L’épisode du recouvrement de Jésus au Temple de Jérusalem marque la maturité de l’intelligence humaine de Jésus. La genèse d’une pensée propre doit subir l’épreuve pascale d’une séparation. La disparition de Jésus à Jérusalem coupe le « cordon ombilical » de Jésus d’avec sa famille. Afin de pouvoir s’exprimer à la première personne, la pensée doit s’affranchir de cette dépendance affective qui s’avèrerait possessive ou fusionnelle. Jésus se soumet à cette nécessaire distanciation psychologique afin de pouvoir pour la première fois s’exprimer, énoncer une parole personnelle. Mais cette émancipation est simultanément revendication de la vérité : son lien substantiel avec son Père – « Il faut que je sois aux affaires de mon Père ».

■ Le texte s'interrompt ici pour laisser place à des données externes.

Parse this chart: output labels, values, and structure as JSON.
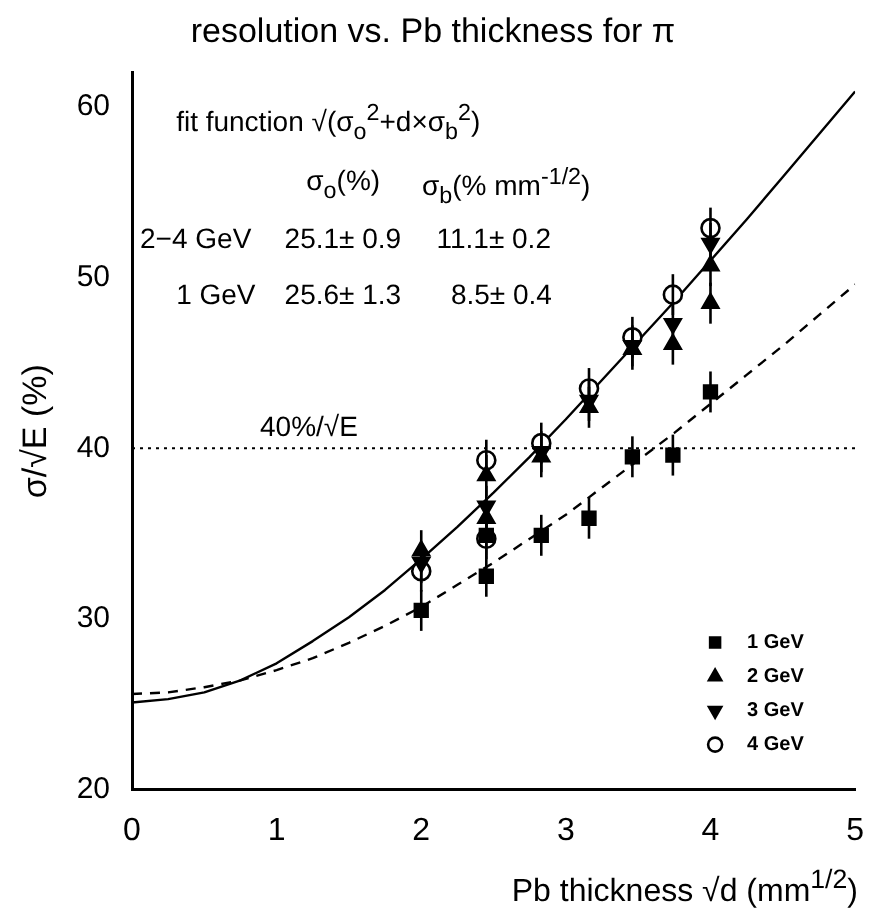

La raison aujourd’hui subit encore d’autres outrages : l’hégémonie de la culture informatique.

Un langage codifié et alternatif ruine la pensée dans sa matière même. Certes la pensée est une technique, une méthode pour bien raisonner en respectant une discipline et une logique, mais elle ne se définit pas uniquement par ce qu’elle produit. Elle n’est pas un pur objet de consommation, un kleenex, et un matériau. Elle est relation aux choses et aux êtres. La pensée est elle même sujet de débats, de controverses nécessaires pour l’élaboration d’un jugement, la construction de l’analyse. Elle a aussi une plasticité, une symbolique, une esthétique. La vérité se prouve par sa beauté, si l’on s’en tient à la définition classique de la beauté comme la splendeur du Vrai. La pensée doit se poser quelquefois dans un silence, comme dans un écrin. Un silence qui en dit plus que des mots. La raison peut aussi s’achever dans la contemplation, s’agenouiller devant le mystère.

La marchandisation actuelle de la société envahit le monde de la culture et de la raison. On cherche à produire des discours efficaces et les écoles se transforment en entreprises. Les vérités deviennent vite formelles, mécaniques, techniciennes, froides, squelettiques. La loi du « tout tout de suite » et de l’efficacité, vampirise la pensée.

Enfin, la pensée souffre d’une distanciation pernicieuse d’avec le réel.

Le surf, le skate, le roller, le zapping, les jeux vidéo, le nomadisme, la modification continuelle des modes… sont des pratiques sociales ou des techniques qui signifient cette volonté de glisser sur le réel, de contourner ses aspérités, d’échapper au relief et à toute contrainte, … Les mots, la pensée elle aussi, n’adhèrent plus au réel. La pensée ne s’engage pas. Elle reste derrière l’écran. Le langage devient virtuel, formel, errant… facilement accaparé par l’instinct.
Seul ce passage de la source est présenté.